A graph is a data structure that represents relationships between nodes. From any graph, we can define a flow. Formally, the flow of a graph is defined as follows. For a given graph $G= (V, E)$, flow $f$ is a mapping function $V \times V \rightarrow \mathcal{R}$. To be a flow, there are some requirements. If there is a capacity $c$ for edeges $c : V \times V \rightarrow \mathcal{R}$, which $(u,v) \in E$ iff $c(u,v)$ exists. Then flow of graph can’t exceed that capacity. Which means $f(u,v) \le c(u, v)$. Also it requires two variables which are source $s$ and destination $t$. Then $\sum\limits_{(i, v) \in E, v \neq s,t}f(i, v) = \sum\limits_{(v, j) \in E, v \neq s,t}f(v, j)$. Which means that every value goes in $v$ should go out from $v$ either. Then we can evaluate this flow $f$ as $\sum\limits_{(s, v) \in E}f(s, v) - \sum\limits_{(v, s) \in E}f(v, s)$ $=$ $\sum\limits_{(v, t) \in E}f(v, t) - \sum\limits_{(t, v) \in E}f(t, v)$.

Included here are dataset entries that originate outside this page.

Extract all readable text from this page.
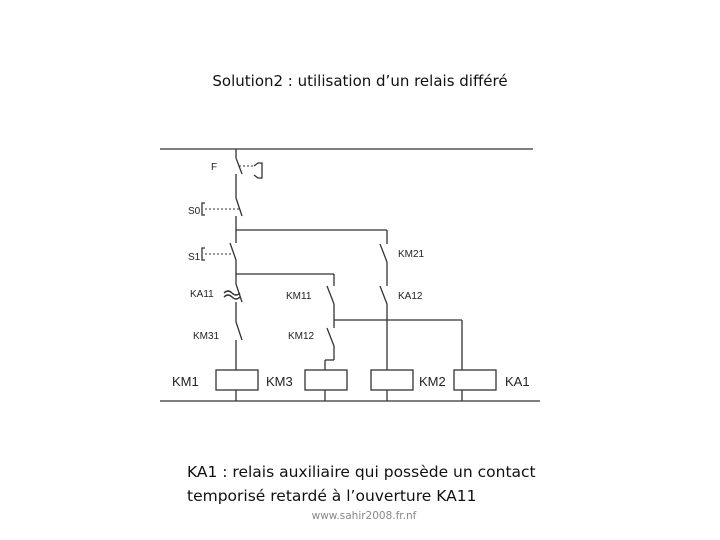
Solution2 : utilisation d’un relais différé
F
S0
S1
KA11
KM31
KM21
KM11	KA12
KM12
KM1	KM3	KM2	KA1
KA1 : relais auxiliaire qui possède un contact
temporisé retardé à l’ouverture KA11
www.sahir2008.fr.nf
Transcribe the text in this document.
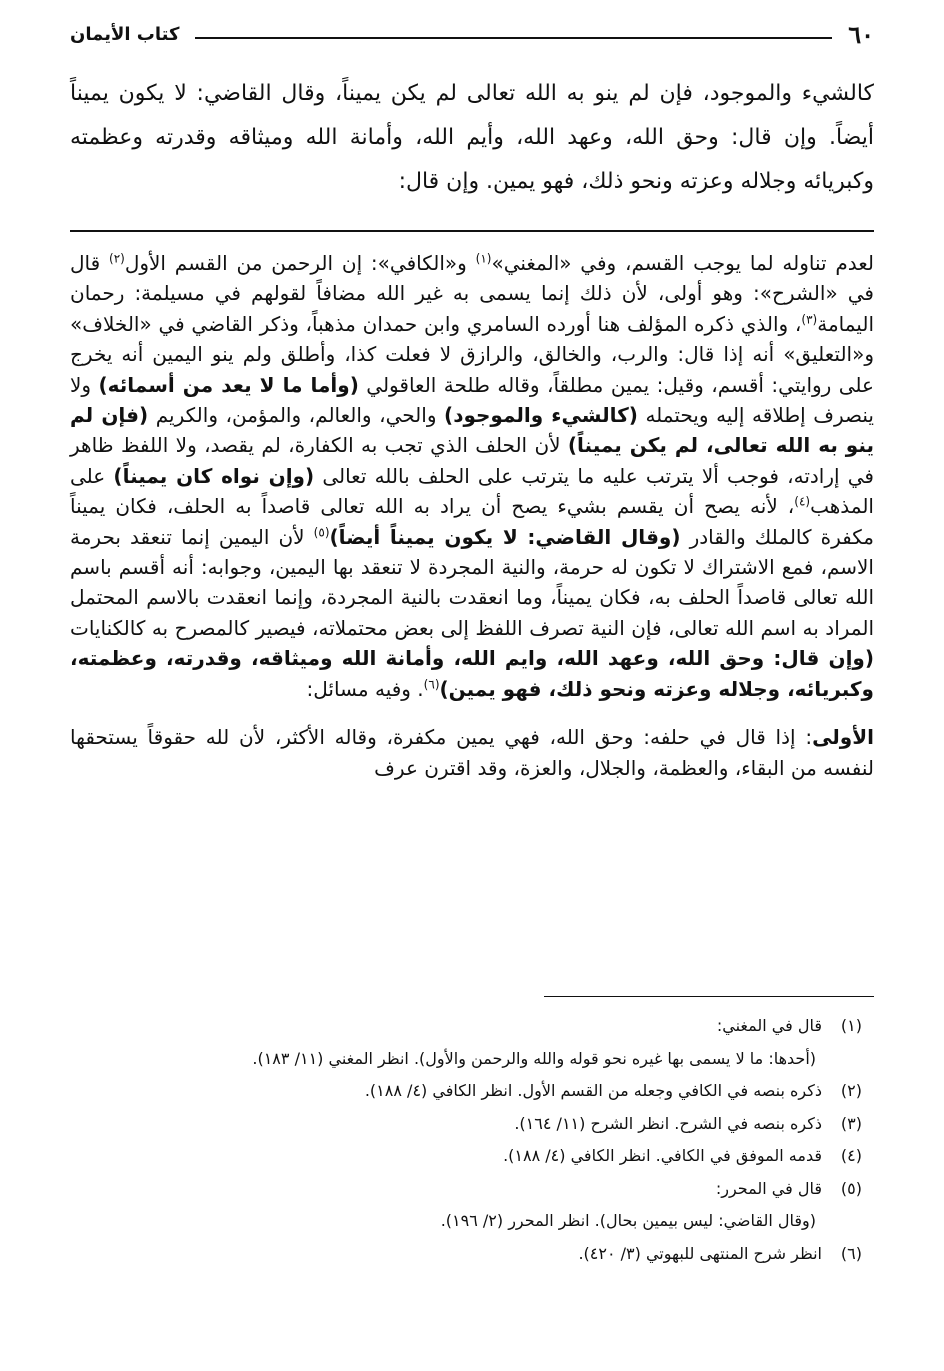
٦٠
كتاب الأيمان

كالشيء والموجود، فإن لم ينو به الله تعالى لم يكن يميناً، وقال القاضي: لا يكون يميناً أيضاً. وإن قال: وحق الله، وعهد الله، وأيم الله، وأمانة الله وميثاقه وقدرته وعظمته وكبريائه وجلاله وعزته ونحو ذلك، فهو يمين. وإن قال:

لعدم تناوله لما يوجب القسم، وفي «المغني»$^{(١)}$ و«الكافي»: إن الرحمن من القسم الأول$^{(٢)}$ قال في «الشرح»: وهو أولى، لأن ذلك إنما يسمى به غير الله مضافاً لقولهم في مسيلمة: رحمان اليمامة$^{(٣)}$، والذي ذكره المؤلف هنا أورده السامري وابن حمدان مذهباً، وذكر القاضي في «الخلاف» و«التعليق» أنه إذا قال: والرب، والخالق، والرازق لا فعلت كذا، وأطلق ولم ينو اليمين أنه يخرج على روايتي: أقسم، وقيل: يمين مطلقاً، وقاله طلحة العاقولي (وأما ما لا يعد من أسمائه) ولا ينصرف إطلاقه إليه ويحتمله (كالشيء والموجود) والحي، والعالم، والمؤمن، والكريم (فإن لم ينو به الله تعالى، لم يكن يميناً) لأن الحلف الذي تجب به الكفارة، لم يقصد، ولا اللفظ ظاهر في إرادته، فوجب ألا يترتب عليه ما يترتب على الحلف بالله تعالى (وإن نواه كان يميناً) على المذهب$^{(٤)}$، لأنه يصح أن يقسم بشيء يصح أن يراد به الله تعالى قاصداً به الحلف، فكان يميناً مكفرة كالملك والقادر (وقال القاضي: لا يكون يميناً أيضاً)$^{(٥)}$ لأن اليمين إنما تنعقد بحرمة الاسم، فمع الاشتراك لا تكون له حرمة، والنية المجردة لا تنعقد بها اليمين، وجوابه: أنه أقسم باسم الله تعالى قاصداً الحلف به، فكان يميناً، وما انعقدت بالنية المجردة، وإنما انعقدت بالاسم المحتمل المراد به اسم الله تعالى، فإن النية تصرف اللفظ إلى بعض محتملاته، فيصير كالمصرح به كالكنايات (وإن قال: وحق الله، وعهد الله، وايم الله، وأمانة الله وميثاقه، وقدرته، وعظمته، وكبريائه، وجلاله وعزته ونحو ذلك، فهو يمين)$^{(٦)}$. وفيه مسائل:

الأولى: إذا قال في حلفه: وحق الله، فهي يمين مكفرة، وقاله الأكثر، لأن لله حقوقاً يستحقها لنفسه من البقاء، والعظمة، والجلال، والعزة، وقد اقترن عرف

(١)
قال في المغني:
(أحدها: ما لا يسمى بها غيره نحو قوله والله والرحمن والأول). انظر المغني (١١/ ١٨٣).
(٢)
ذكره بنصه في الكافي وجعله من القسم الأول. انظر الكافي (٤/ ١٨٨).
(٣)
ذكره بنصه في الشرح. انظر الشرح (١١/ ١٦٤).
(٤)
قدمه الموفق في الكافي. انظر الكافي (٤/ ١٨٨).
(٥)
قال في المحرر:
(وقال القاضي: ليس بيمين بحال). انظر المحرر (٢/ ١٩٦).
(٦)
انظر شرح المنتهى للبهوتي (٣/ ٤٢٠).
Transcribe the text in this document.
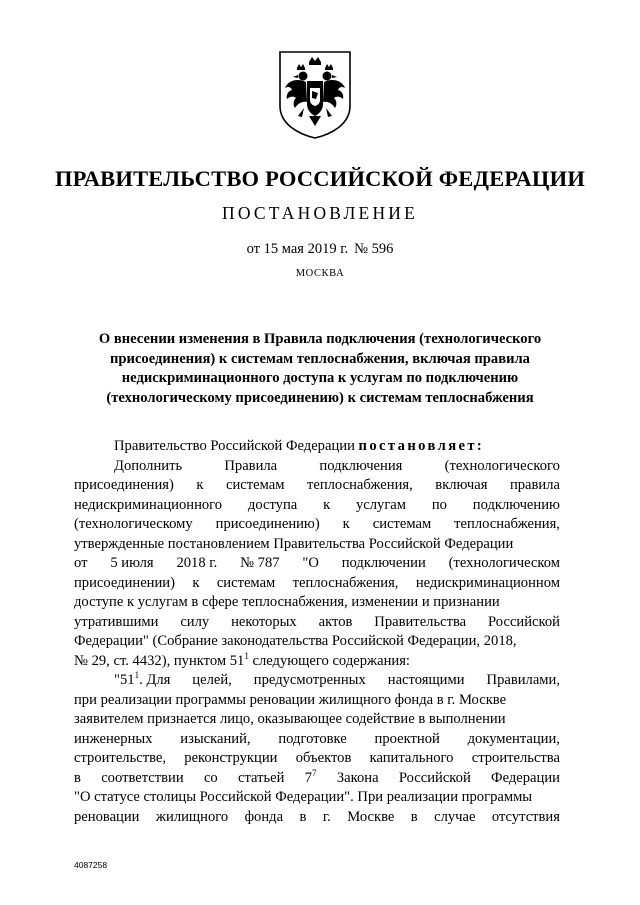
ПРАВИТЕЛЬСТВО РОССИЙСКОЙ ФЕДЕРАЦИИ
ПОСТАНОВЛЕНИЕ
от 15 мая 2019 г. № 596
МОСКВА
О внесении изменения в Правила подключения (технологического
присоединения) к системам теплоснабжения, включая правила
недискриминационного доступа к услугам по подключению
(технологическому присоединению) к системам теплоснабжения
Правительство Российской Федерации постановляет:
Дополнить	Правила	подключения	(технологического
присоединения) к системам теплоснабжения, включая правила
недискриминационного доступа к услугам по подключению
(технологическому присоединению) к системам теплоснабжения,
утвержденные постановлением Правительства Российской Федерации
от 5 июля 2018 г. № 787 "О подключении (технологическом
присоединении) к системам теплоснабжения, недискриминационном
доступе к услугам в сфере теплоснабжения, изменении и признании
утратившими силу некоторых актов Правительства Российской
Федерации" (Собрание законодательства Российской Федерации, 2018,
№ 29, ст. 4432), пунктом $51^1$ следующего содержания:
"$51^1$. Для целей, предусмотренных настоящими Правилами,
при реализации программы реновации жилищного фонда в г. Москве
заявителем признается лицо, оказывающее содействие в выполнении
инженерных изысканий, подготовке проектной документации,
строительстве, реконструкции объектов капитального строительства
в соответствии со статьей $7^7$ Закона Российской Федерации
"О статусе столицы Российской Федерации". При реализации программы
реновации жилищного фонда в г. Москве в случае отсутствия
4087258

Now, let’s think about a directed graph $G = (V,E)$ and some flow $f$ of $G$. Then we can decompose $f$ to some simple paths $P_1, \cdots, P_N$ and some cycles $C_1, \cdots, C_M$. Which $N + M \le \left\vert E \right\vert$.
Without loss of generality, we can assume the flow values are non-negative. In the proof of flow decomposition, this is not strictly necessary, but we assume it for simplicity.
Then, if $f$ has a cycle $C$, we can eliminate that $C$ from $f$ without changing value of the flow because it is a cycle. If we reduce every value of edges with smallest value inside of the $C$ then we can remove that cycle. Notice that we can reduce value of edges because we picked the smallest value inside of the $C$, cycle should be disappear after reducing values because one of edge in $C$ should be 0 after reducing values.
If we remove every cycle, it should have some paths because it has a flow. If we remove any flow that has the smallest value, value of flow $f$ should be 0 or some positive value. If it is the first case (flow of $f$ become 0) then it is decomposed. Otherwise, we can do this process again. Therefore, there sould be at least some cycles and paths.
Note that removing one path or cycle always eliminates at least one edge (the one with the minimum flow value becomes zero). Therefore, this process terminates in at most $\left\vert E \right\vert$ steps.